Yaz aylarında hayvanlarda soğuk su tüketimi teşvik edilmeli
Konuyla ilgili olarak dikkat edilmesi gereken noktaları paylaşan Trouw Nutrition Türkiye Ruminant Teknik Ürün Müdürü Dr. Kazım Bilgeçli,“Bilimsel çalışmalar, soğuk içme suyunun sıcaklık stresi altındaki süt sığırlarında yüksek yem tüketimine, solunum sayısı ile birlikte rektal sıcaklıklarda düşmelere ve süt üretiminde yüzde 4,8 oranında artışlara neden olduğunu ortaya koyuyor. Bu sebeple yaz aylarında hayvanlarda su tüketimi teşvik edilmeli, bol bol soğuk su temin edilmeli. Ayrıca sıcaklık stresine maruz kalmış süt sığırlarına uygun gölgelik alanlar sağlanmalı.” dedi.
Dünyanın hayvan besleme uzmanından yaz dönemine özel besleme önerileri…
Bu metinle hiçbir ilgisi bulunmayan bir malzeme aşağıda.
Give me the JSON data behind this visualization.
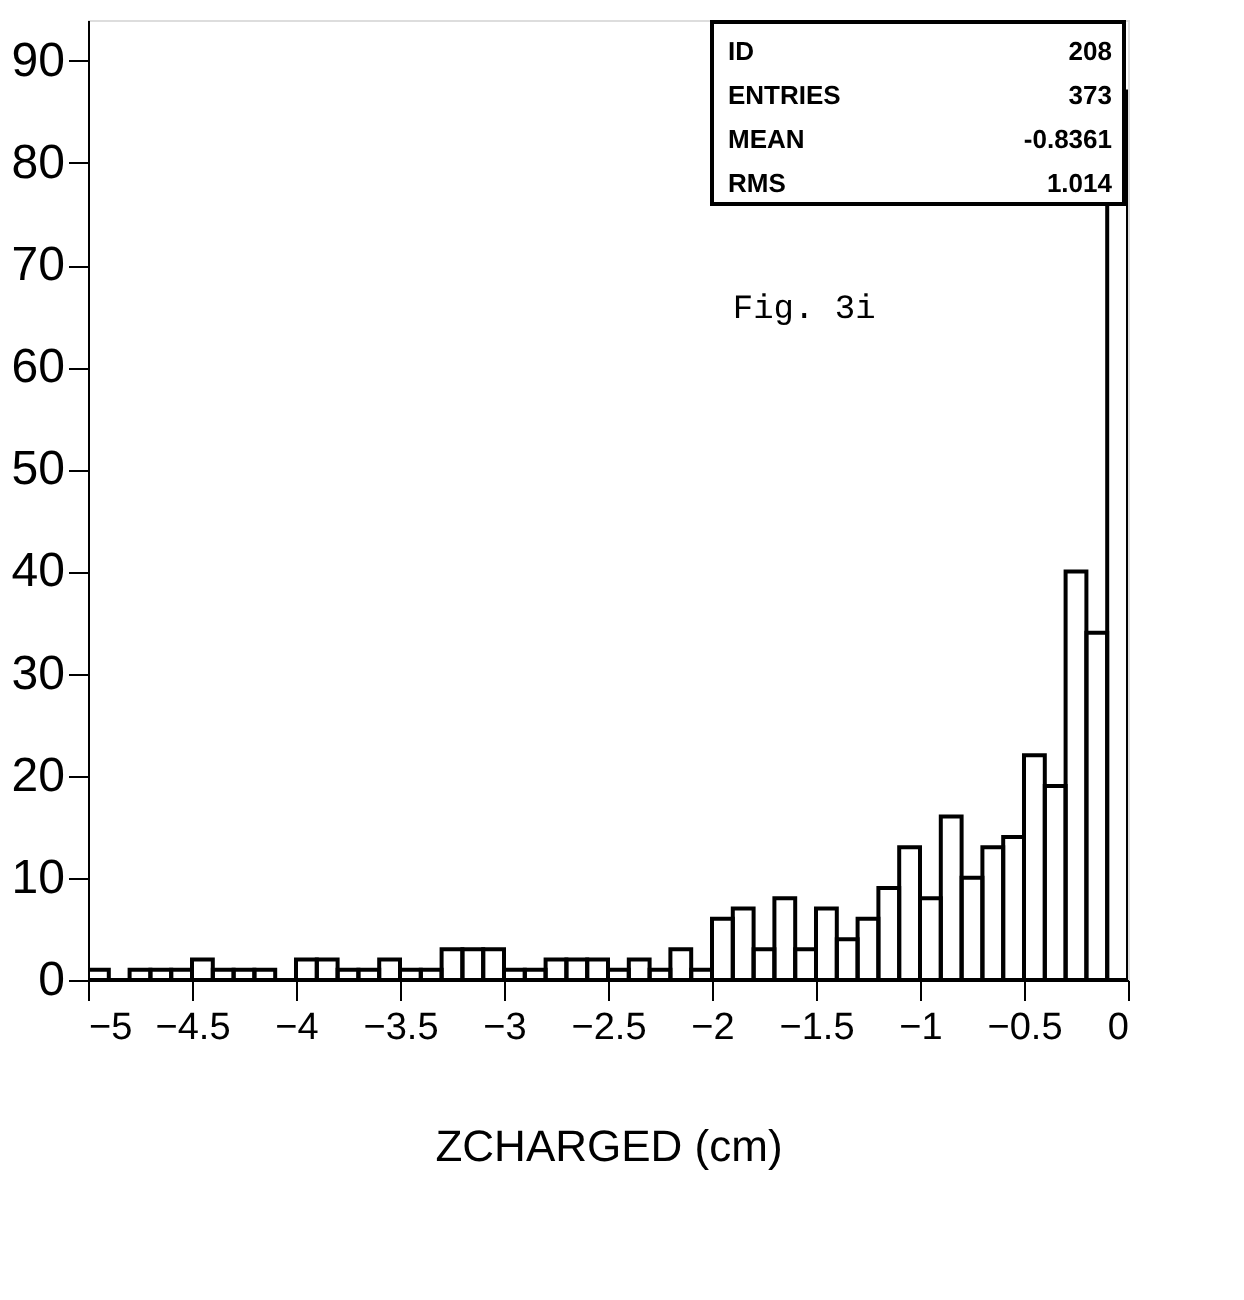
{
  "chart_data": {
    "type": "histogram",
    "xlabel": "ZCHARGED (cm)",
    "bins": [
      -5.0,
      -4.9,
      -4.8,
      -4.7,
      -4.6,
      -4.5,
      -4.4,
      -4.3,
      -4.2,
      -4.1,
      -4.0,
      -3.9,
      -3.8,
      -3.7,
      -3.6,
      -3.5,
      -3.4,
      -3.3,
      -3.2,
      -3.1,
      -3.0,
      -2.9,
      -2.8,
      -2.7,
      -2.6,
      -2.5,
      -2.4,
      -2.3,
      -2.2,
      -2.1,
      -2.0,
      -1.9,
      -1.8,
      -1.7,
      -1.6,
      -1.5,
      -1.4,
      -1.3,
      -1.2,
      -1.1,
      -1.0,
      -0.9,
      -0.8,
      -0.7,
      -0.6,
      -0.5,
      -0.4,
      -0.3,
      -0.2,
      -0.1,
      0.0
    ],
    "values": [
      1,
      0,
      1,
      1,
      1,
      2,
      1,
      1,
      1,
      0,
      2,
      2,
      1,
      1,
      2,
      1,
      1,
      3,
      3,
      3,
      1,
      1,
      2,
      2,
      2,
      1,
      2,
      1,
      3,
      1,
      6,
      7,
      3,
      8,
      3,
      7,
      4,
      6,
      9,
      13,
      8,
      16,
      10,
      13,
      14,
      22,
      19,
      40,
      34,
      87
    ],
    "color": "#000000",
    "xlim": [
      -5,
      0
    ],
    "xticks": [
      -5,
      -4.5,
      -4,
      -3.5,
      -3,
      -2.5,
      -2,
      -1.5,
      -1,
      -0.5,
      0
    ],
    "ylim": [
      0,
      94
    ],
    "yticks": [
      0,
      10,
      20,
      30,
      40,
      50,
      60,
      70,
      80,
      90
    ],
    "annotations": [
      "Fig. 3i",
      "ID",
      "208",
      "ENTRIES",
      "373",
      "MEAN",
      "-0.8361",
      "RMS",
      "1.014"
    ]
  }
}
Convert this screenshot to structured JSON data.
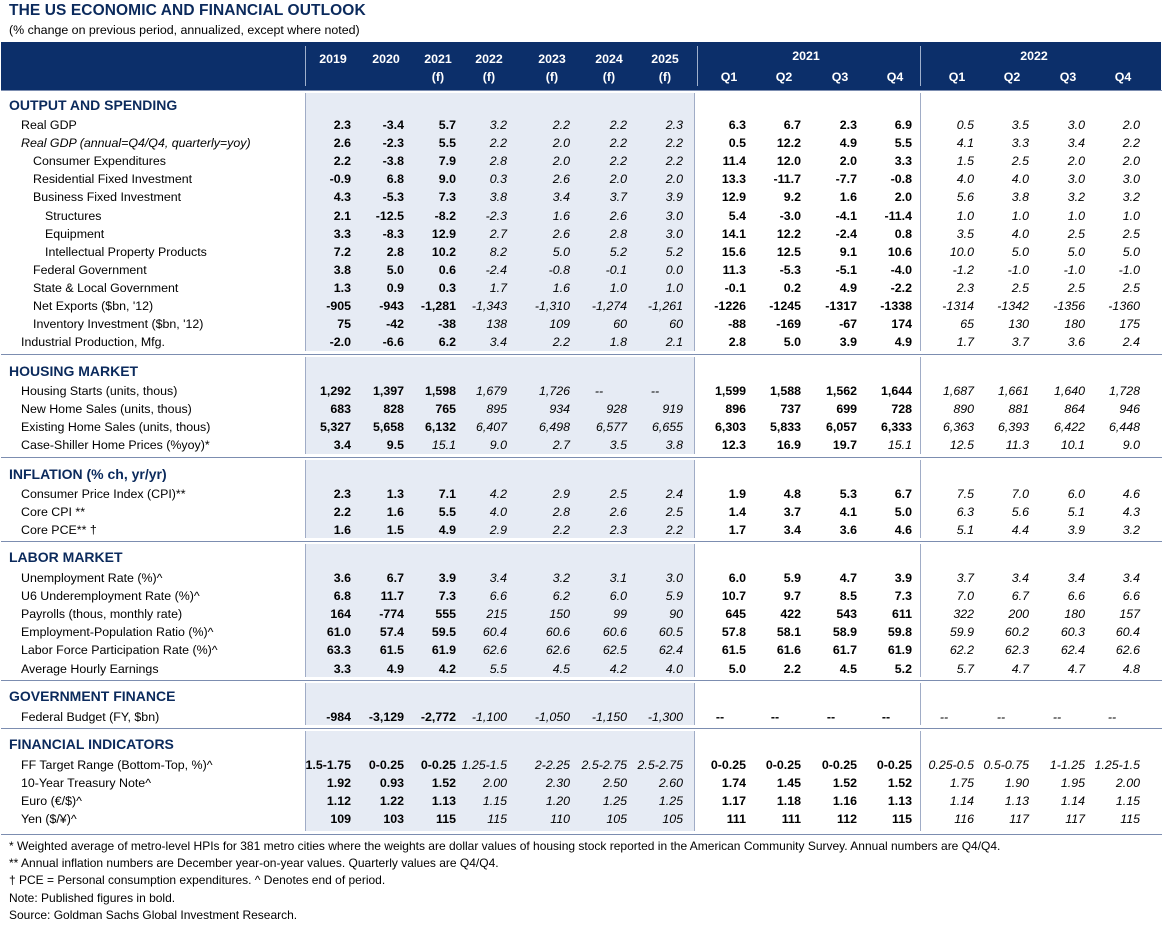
{
  "title": "THE US ECONOMIC AND FINANCIAL OUTLOOK",
  "subtitle": "(% change on previous period, annualized, except where noted)",
  "header": {
    "annual": [
      {
        "year": "2019",
        "sub": ""
      },
      {
        "year": "2020",
        "sub": ""
      },
      {
        "year": "2021",
        "sub": "(f)"
      },
      {
        "year": "2022",
        "sub": "(f)"
      },
      {
        "year": "2023",
        "sub": "(f)"
      },
      {
        "year": "2024",
        "sub": "(f)"
      },
      {
        "year": "2025",
        "sub": "(f)"
      }
    ],
    "year_2021": "2021",
    "year_2022": "2022",
    "quarters": [
      "Q1",
      "Q2",
      "Q3",
      "Q4",
      "Q1",
      "Q2",
      "Q3",
      "Q4"
    ]
  },
  "sections": [
    {
      "name": "OUTPUT AND SPENDING",
      "rows": [
        {
          "label": "Real GDP",
          "indent": 0,
          "italic_label": false,
          "values": [
            "2.3",
            "-3.4",
            "5.7",
            "3.2",
            "2.2",
            "2.2",
            "2.3",
            "6.3",
            "6.7",
            "2.3",
            "6.9",
            "0.5",
            "3.5",
            "3.0",
            "2.0"
          ]
        },
        {
          "label": "Real GDP (annual=Q4/Q4, quarterly=yoy)",
          "indent": 0,
          "italic_label": true,
          "values": [
            "2.6",
            "-2.3",
            "5.5",
            "2.2",
            "2.0",
            "2.2",
            "2.2",
            "0.5",
            "12.2",
            "4.9",
            "5.5",
            "4.1",
            "3.3",
            "3.4",
            "2.2"
          ]
        },
        {
          "label": "Consumer Expenditures",
          "indent": 1,
          "italic_label": false,
          "values": [
            "2.2",
            "-3.8",
            "7.9",
            "2.8",
            "2.0",
            "2.2",
            "2.2",
            "11.4",
            "12.0",
            "2.0",
            "3.3",
            "1.5",
            "2.5",
            "2.0",
            "2.0"
          ]
        },
        {
          "label": "Residential Fixed Investment",
          "indent": 1,
          "italic_label": false,
          "values": [
            "-0.9",
            "6.8",
            "9.0",
            "0.3",
            "2.6",
            "2.0",
            "2.0",
            "13.3",
            "-11.7",
            "-7.7",
            "-0.8",
            "4.0",
            "4.0",
            "3.0",
            "3.0"
          ]
        },
        {
          "label": "Business Fixed Investment",
          "indent": 1,
          "italic_label": false,
          "values": [
            "4.3",
            "-5.3",
            "7.3",
            "3.8",
            "3.4",
            "3.7",
            "3.9",
            "12.9",
            "9.2",
            "1.6",
            "2.0",
            "5.6",
            "3.8",
            "3.2",
            "3.2"
          ]
        },
        {
          "label": "Structures",
          "indent": 2,
          "italic_label": false,
          "values": [
            "2.1",
            "-12.5",
            "-8.2",
            "-2.3",
            "1.6",
            "2.6",
            "3.0",
            "5.4",
            "-3.0",
            "-4.1",
            "-11.4",
            "1.0",
            "1.0",
            "1.0",
            "1.0"
          ]
        },
        {
          "label": "Equipment",
          "indent": 2,
          "italic_label": false,
          "values": [
            "3.3",
            "-8.3",
            "12.9",
            "2.7",
            "2.6",
            "2.8",
            "3.0",
            "14.1",
            "12.2",
            "-2.4",
            "0.8",
            "3.5",
            "4.0",
            "2.5",
            "2.5"
          ]
        },
        {
          "label": "Intellectual Property Products",
          "indent": 2,
          "italic_label": false,
          "values": [
            "7.2",
            "2.8",
            "10.2",
            "8.2",
            "5.0",
            "5.2",
            "5.2",
            "15.6",
            "12.5",
            "9.1",
            "10.6",
            "10.0",
            "5.0",
            "5.0",
            "5.0"
          ]
        },
        {
          "label": "Federal Government",
          "indent": 1,
          "italic_label": false,
          "values": [
            "3.8",
            "5.0",
            "0.6",
            "-2.4",
            "-0.8",
            "-0.1",
            "0.0",
            "11.3",
            "-5.3",
            "-5.1",
            "-4.0",
            "-1.2",
            "-1.0",
            "-1.0",
            "-1.0"
          ]
        },
        {
          "label": "State & Local Government",
          "indent": 1,
          "italic_label": false,
          "values": [
            "1.3",
            "0.9",
            "0.3",
            "1.7",
            "1.6",
            "1.0",
            "1.0",
            "-0.1",
            "0.2",
            "4.9",
            "-2.2",
            "2.3",
            "2.5",
            "2.5",
            "2.5"
          ]
        },
        {
          "label": "Net Exports ($bn, '12)",
          "indent": 1,
          "italic_label": false,
          "values": [
            "-905",
            "-943",
            "-1,281",
            "-1,343",
            "-1,310",
            "-1,274",
            "-1,261",
            "-1226",
            "-1245",
            "-1317",
            "-1338",
            "-1314",
            "-1342",
            "-1356",
            "-1360"
          ]
        },
        {
          "label": "Inventory Investment ($bn, '12)",
          "indent": 1,
          "italic_label": false,
          "values": [
            "75",
            "-42",
            "-38",
            "138",
            "109",
            "60",
            "60",
            "-88",
            "-169",
            "-67",
            "174",
            "65",
            "130",
            "180",
            "175"
          ]
        },
        {
          "label": "Industrial Production, Mfg.",
          "indent": 0,
          "italic_label": false,
          "values": [
            "-2.0",
            "-6.6",
            "6.2",
            "3.4",
            "2.2",
            "1.8",
            "2.1",
            "2.8",
            "5.0",
            "3.9",
            "4.9",
            "1.7",
            "3.7",
            "3.6",
            "2.4"
          ]
        }
      ]
    },
    {
      "name": "HOUSING MARKET",
      "rows": [
        {
          "label": "Housing Starts (units, thous)",
          "indent": 0,
          "italic_label": false,
          "values": [
            "1,292",
            "1,397",
            "1,598",
            "1,679",
            "1,726",
            "--",
            "--",
            "1,599",
            "1,588",
            "1,562",
            "1,644",
            "1,687",
            "1,661",
            "1,640",
            "1,728"
          ]
        },
        {
          "label": "New Home Sales (units, thous)",
          "indent": 0,
          "italic_label": false,
          "values": [
            "683",
            "828",
            "765",
            "895",
            "934",
            "928",
            "919",
            "896",
            "737",
            "699",
            "728",
            "890",
            "881",
            "864",
            "946"
          ]
        },
        {
          "label": "Existing Home Sales (units, thous)",
          "indent": 0,
          "italic_label": false,
          "values": [
            "5,327",
            "5,658",
            "6,132",
            "6,407",
            "6,498",
            "6,577",
            "6,655",
            "6,303",
            "5,833",
            "6,057",
            "6,333",
            "6,363",
            "6,393",
            "6,422",
            "6,448"
          ]
        },
        {
          "label": "Case-Shiller Home Prices (%yoy)*",
          "indent": 0,
          "italic_label": false,
          "values": [
            "3.4",
            "9.5",
            "15.1",
            "9.0",
            "2.7",
            "3.5",
            "3.8",
            "12.3",
            "16.9",
            "19.7",
            "15.1",
            "12.5",
            "11.3",
            "10.1",
            "9.0"
          ],
          "bold_count": 2,
          "q_bold_count": 3
        }
      ]
    },
    {
      "name": "INFLATION (% ch, yr/yr)",
      "rows": [
        {
          "label": "Consumer Price Index (CPI)**",
          "indent": 0,
          "italic_label": false,
          "values": [
            "2.3",
            "1.3",
            "7.1",
            "4.2",
            "2.9",
            "2.5",
            "2.4",
            "1.9",
            "4.8",
            "5.3",
            "6.7",
            "7.5",
            "7.0",
            "6.0",
            "4.6"
          ]
        },
        {
          "label": "Core CPI **",
          "indent": 0,
          "italic_label": false,
          "values": [
            "2.2",
            "1.6",
            "5.5",
            "4.0",
            "2.8",
            "2.6",
            "2.5",
            "1.4",
            "3.7",
            "4.1",
            "5.0",
            "6.3",
            "5.6",
            "5.1",
            "4.3"
          ]
        },
        {
          "label": "Core PCE** †",
          "indent": 0,
          "italic_label": false,
          "values": [
            "1.6",
            "1.5",
            "4.9",
            "2.9",
            "2.2",
            "2.3",
            "2.2",
            "1.7",
            "3.4",
            "3.6",
            "4.6",
            "5.1",
            "4.4",
            "3.9",
            "3.2"
          ]
        }
      ]
    },
    {
      "name": "LABOR MARKET",
      "rows": [
        {
          "label": "Unemployment Rate (%)^",
          "indent": 0,
          "italic_label": false,
          "values": [
            "3.6",
            "6.7",
            "3.9",
            "3.4",
            "3.2",
            "3.1",
            "3.0",
            "6.0",
            "5.9",
            "4.7",
            "3.9",
            "3.7",
            "3.4",
            "3.4",
            "3.4"
          ]
        },
        {
          "label": "U6 Underemployment Rate (%)^",
          "indent": 0,
          "italic_label": false,
          "values": [
            "6.8",
            "11.7",
            "7.3",
            "6.6",
            "6.2",
            "6.0",
            "5.9",
            "10.7",
            "9.7",
            "8.5",
            "7.3",
            "7.0",
            "6.7",
            "6.6",
            "6.6"
          ]
        },
        {
          "label": "Payrolls (thous, monthly rate)",
          "indent": 0,
          "italic_label": false,
          "values": [
            "164",
            "-774",
            "555",
            "215",
            "150",
            "99",
            "90",
            "645",
            "422",
            "543",
            "611",
            "322",
            "200",
            "180",
            "157"
          ]
        },
        {
          "label": "Employment-Population Ratio (%)^",
          "indent": 0,
          "italic_label": false,
          "values": [
            "61.0",
            "57.4",
            "59.5",
            "60.4",
            "60.6",
            "60.6",
            "60.5",
            "57.8",
            "58.1",
            "58.9",
            "59.8",
            "59.9",
            "60.2",
            "60.3",
            "60.4"
          ]
        },
        {
          "label": "Labor Force Participation Rate (%)^",
          "indent": 0,
          "italic_label": false,
          "values": [
            "63.3",
            "61.5",
            "61.9",
            "62.6",
            "62.6",
            "62.5",
            "62.4",
            "61.5",
            "61.6",
            "61.7",
            "61.9",
            "62.2",
            "62.3",
            "62.4",
            "62.6"
          ]
        },
        {
          "label": "Average Hourly Earnings",
          "indent": 0,
          "italic_label": false,
          "values": [
            "3.3",
            "4.9",
            "4.2",
            "5.5",
            "4.5",
            "4.2",
            "4.0",
            "5.0",
            "2.2",
            "4.5",
            "5.2",
            "5.7",
            "4.7",
            "4.7",
            "4.8"
          ]
        }
      ]
    },
    {
      "name": "GOVERNMENT FINANCE",
      "rows": [
        {
          "label": "Federal Budget (FY, $bn)",
          "indent": 0,
          "italic_label": false,
          "values": [
            "-984",
            "-3,129",
            "-2,772",
            "-1,100",
            "-1,050",
            "-1,150",
            "-1,300",
            "--",
            "--",
            "--",
            "--",
            "--",
            "--",
            "--",
            "--"
          ]
        }
      ]
    },
    {
      "name": "FINANCIAL INDICATORS",
      "rows": [
        {
          "label": "FF Target Range (Bottom-Top, %)^",
          "indent": 0,
          "italic_label": false,
          "values": [
            "1.5-1.75",
            "0-0.25",
            "0-0.25",
            "1.25-1.5",
            "2-2.25",
            "2.5-2.75",
            "2.5-2.75",
            "0-0.25",
            "0-0.25",
            "0-0.25",
            "0-0.25",
            "0.25-0.5",
            "0.5-0.75",
            "1-1.25",
            "1.25-1.5"
          ]
        },
        {
          "label": "10-Year Treasury Note^",
          "indent": 0,
          "italic_label": false,
          "values": [
            "1.92",
            "0.93",
            "1.52",
            "2.00",
            "2.30",
            "2.50",
            "2.60",
            "1.74",
            "1.45",
            "1.52",
            "1.52",
            "1.75",
            "1.90",
            "1.95",
            "2.00"
          ]
        },
        {
          "label": "Euro (€/$)^",
          "indent": 0,
          "italic_label": false,
          "values": [
            "1.12",
            "1.22",
            "1.13",
            "1.15",
            "1.20",
            "1.25",
            "1.25",
            "1.17",
            "1.18",
            "1.16",
            "1.13",
            "1.14",
            "1.13",
            "1.14",
            "1.15"
          ]
        },
        {
          "label": "Yen ($/¥)^",
          "indent": 0,
          "italic_label": false,
          "values": [
            "109",
            "103",
            "115",
            "115",
            "110",
            "105",
            "105",
            "111",
            "111",
            "112",
            "115",
            "116",
            "117",
            "117",
            "115"
          ]
        }
      ]
    }
  ],
  "notes": [
    "* Weighted average of metro-level HPIs for 381 metro cities where the weights are dollar values of housing stock reported in the American Community Survey. Annual numbers are Q4/Q4.",
    "** Annual inflation numbers are December year-on-year values. Quarterly values are Q4/Q4.",
    "† PCE = Personal consumption expenditures.  ^ Denotes end of period.",
    "Note: Published figures in bold.",
    "Source: Goldman Sachs Global Investment Research."
  ],
  "colors": {
    "header_bg": "#0c2f6a",
    "section_title": "#0b2a5c",
    "shade": "#e6ebf4"
  }
}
Doğru hayvan besleme yöntemlerinin bu dönemde özellikle çok önemli olduğunu belirten Dr. Kazım Bilgeçli, “Kaba yemler, genellikle daha fazla ısı üretimine yol açtığından sıcaklığın yüksek olduğu durumlarda stresi tetikleyebiliyor. Bu nedenle kaba ve kesif yemin yaz aylarında uygun oranlarda karıştırılarak verilmesini öneriyoruz. Süt sığırı rasyonlarına kuru madde bazında en az yüzde 1,5 potasyum, yüzde 0,45 sodyum, yüzde 0,35 magnezyum ilavesi yapılmalı.Vücutta ürettiği ısı miktarının düşük, ihtiva ettiği kalori miktarının yüksek olmasından dolayı bu dönemlerde bypass yağların kullanımı da tercih edilebilir.Yemlerin etkinliğini artıran katkı maddelerinin kullanılması da yine faydalı sonuçlar doğurabilir. Bu amaçla tampon maddeler, probiyotikler, prebiyotikler, niasin ve mayalar tercih edilebilir.” şeklinde konuştu.
Vitamin ve mineral takviyesine dikkat!
Yaz aylarında düşen yem tüketimi ve kaba yem kalitesindeki olası düşmeye bağlı olarak süt sığırlarının vitamin ve mineral ihtiyaçlarının olması gerektiği düzeyde karşılanamayabileceğini hatırlatan Bilgeçli sözlerini şöyle noktaladı: “Vitamin ve minerallerin mutlak suretle takviye edilmesini tavsiye ediyoruz. Bağışıklık ve meme sağlığı üzerinde etkili olan, vitamin A ve E ile çinko ve bakır gibi iz mineraller tavsiye edilen miktarlarda sağlanmalı. Ek olarak sıcaklık stresi, serbest radikallerin artmasına ve buna bağlı oksidatif strese neden olduğundan vitamin E’ye ilave olarak selenyum takviyesi de göz önünde bulundurulmalı. Sıcaklık stresi altındaki süt sığırlarında önemli miktarda potasyum kaybı da meydana geliyor. Artan potasyum ihtiyacının karşılanmaması neticesinde süt verimi ve yem tüketimi düşebiliyor. Bu nedenle rasyondaki potasyum seviyesi yüzde 1,2 ya da daha fazla olmalı. İyi kaliteli yonca kuru otunun iyi bir potasyum kaynağı olduğu da unutulmamalı. Bunun yanında rasyon magnezyum seviyesinin yüzde 0,3 ila 0,35 arasında olması verim ve performans açısından fayda sağlayacaktır. Sodyum da dikkat edilmesi gereken bir diğer önemli mineraldir. Sodyum bikarbonat gibi tampon maddeler kullanılarak rasyondaki oranı yüzde 0,45 ila 0,55 düzeylerine çıkarılabilir. Sodyum seviyesindeki bu oranların sıcaklık stresi altında süt verimine olumlu etkileri olduğu yapılan çalışmalarla da ortaya konmuş durumda.”dedi.